Step Inside Design, Nov/Dec 2004 by Heller, Steven

SH: That is rare and enviable. So within this Utopian bubble, what were the high points of your tenure?

GA: I loved assigning illustration and I got to do it several times an issue. Assigning art for the theater is much different; it's rarely a conversation, a round of sketches, and a finish. It's seldom portraiture. There are often several illustrators doing sketches, and something's inevitably going to be killed-those are tough phone calls. But on the plus side, the work lives longer-if the show lives - and artists get to see their work on posters, billboards, and marquees. It's incredibly exciting when the stars are in alignment, when all concerned end up with something we love, and it effectively sells the show.

SH: Can you describe your collaboration with Fred Woodward? He is no shrinking violet. How hands-on was he, and how much of the signature work was your own invention?

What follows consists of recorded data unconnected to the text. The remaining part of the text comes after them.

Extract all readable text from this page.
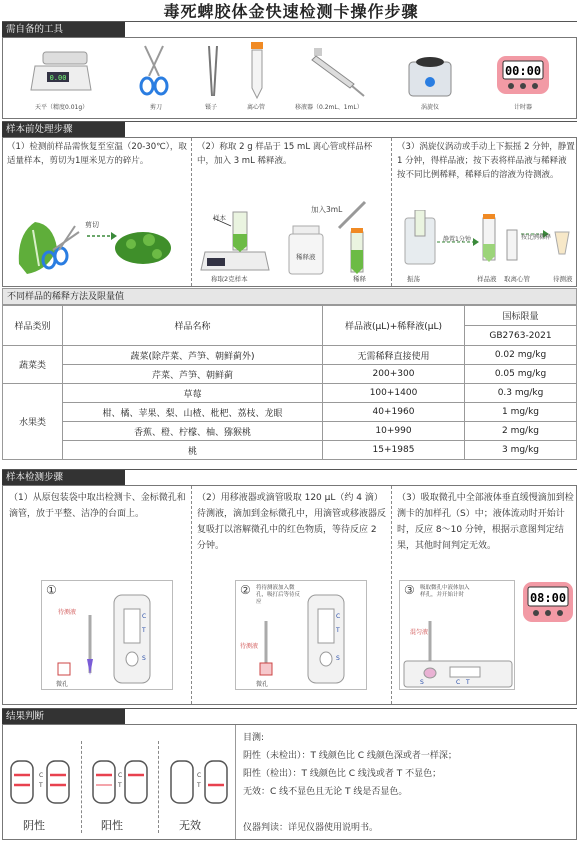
毒死蜱胶体金快速检测卡操作步骤
需自备的工具
0.00
天平（精度0.01g）	剪刀	镊子	离心管	移液器（0.2mL、1mL）	涡旋仪
00:00
计时器
样本前处理步骤
（1）检测前样品需恢复至室温（20-30℃），取适量样本，剪切为1厘米见方的碎片。
（2）称取 2 g 样品于 15 mL 离心管或样品杯中，加入 3 mL 稀释液。
（3）涡旋仪涡动或手动上下振摇 2 分钟，静置 1 分钟，得样品液；按下表将样品液与稀释液按不同比例稀释，稀释后的溶液为待测液。
剪切
样本
加入3mL
称取2克样本
稀释液
稀释
静置1分钟	按比例稀释
振荡	样品液 取离心管	待测液
不同样品的稀释方法及限量值
样品类别	样品名称	样品液(µL)+稀释液(µL)	国标限量
			GB2763-2021
蔬菜类	蔬菜(除芹菜、芦笋、朝鲜蓟外)	无需稀释直接使用	0.02 mg/kg
	芹菜、芦笋、朝鲜蓟	200+300	0.05 mg/kg
水果类	草莓	100+1400	0.3 mg/kg
	柑、橘、苹果、梨、山楂、枇杷、荔枝、龙眼	40+1960	1 mg/kg
	香蕉、橙、柠檬、柚、猕猴桃	10+990	2 mg/kg
	桃	15+1985	3 mg/kg
样本检测步骤
（1）从原包装袋中取出检测卡、金标微孔和滴管，放于平整、洁净的台面上。
（2）用移液器或滴管吸取 120 µL（约 4 滴）待测液，滴加到金标微孔中，用滴管或移液器反复吸打以溶解微孔中的红色物质，等待反应 2 分钟。
（3）吸取微孔中全部液体垂直缓慢滴加到检测卡的加样孔（S）中；液体流动时开始计时，反应 8～10 分钟，根据示意图判定结果，其他时间判定无效。
①
待测液
微孔
C
T
S
② 将待测液加入微孔，吸打后等待反应
待测液
微孔
C
T
S
③ 吸取微孔中液体加入样孔，并开始计时
混匀液
S	C T
08:00
结果判断
C
T
C
T
C
T
阴性	阳性	无效
目测:
阴性（未检出）：T 线颜色比 C 线颜色深或者一样深；
阳性（检出）：T 线颜色比 C 线浅或者 T 不显色；
无效：C 线不显色且无论 T 线是否显色。
仪器判读：详见仪器使用说明书。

GA: Working with Fred was easy. We knew each other about as well as two people could, and there were lots of similarities in the way we thought and worked. Music always set the tone and he was into low lighting, so the design room felt sort of cozy. And he'd just howl with glee when we "got it" and it was a winner. He could really get you jazzed about the process, even when it was difficult. Fred wasn't hands-on computerwise, but he always questioned why making changes sometimes required so many steps, etc. He knew the Mac without actually touching a mouse.

The collaboration was fun, like, "Okay, what if you did that?" and, "Why don't you try this?" Other times, Fred would have a little sketch that he drew on a blow-in card-and it was almost always in perfect proportion to a real page. He could scribble two lines and a dot and I'd be able to decipher it; his sketches were precise. Of course, every now and then, he'd just say, "Close that document and let's start a new one this way," if I went off the deep end. He knew how to keep me from chasing my tail too much. We all designed a good deal of features independently-not everything was as collaborative-but my fondest memories are of working side by side with Fred, and the Cokes with crushed ice.

SH: I've heard that all good things come to an end. What happened when Woodward left the magazine to go to GQ and you were not named, as you probably expected and wanted, the chief art director. Was this your low point at Rolling Stone?

GA: The last few months there were easily the lowest. In no way did I expect to be named art director; it was clear that the mandate was not for elaborate type treatments and art-driven packages, and that's how I was identified. My expiration date had passed and I knew it was time for a major change, possibly even trying a different aspect of design. I loved type and couldn't imagine working on a magazine with a single family of faces-that was part of the quandary-but mostly, I just feared repeating myself, designwise. Trying something totally new felt challenging and scary in a good way, and I needed that level of fear to motivate me to change while I was still naïve enough to believe I could. Whatever came next had to be pop culture and celebrity-related; I love that stuff. And working with words, stories, scripts -making them come to life-had to be part of the package.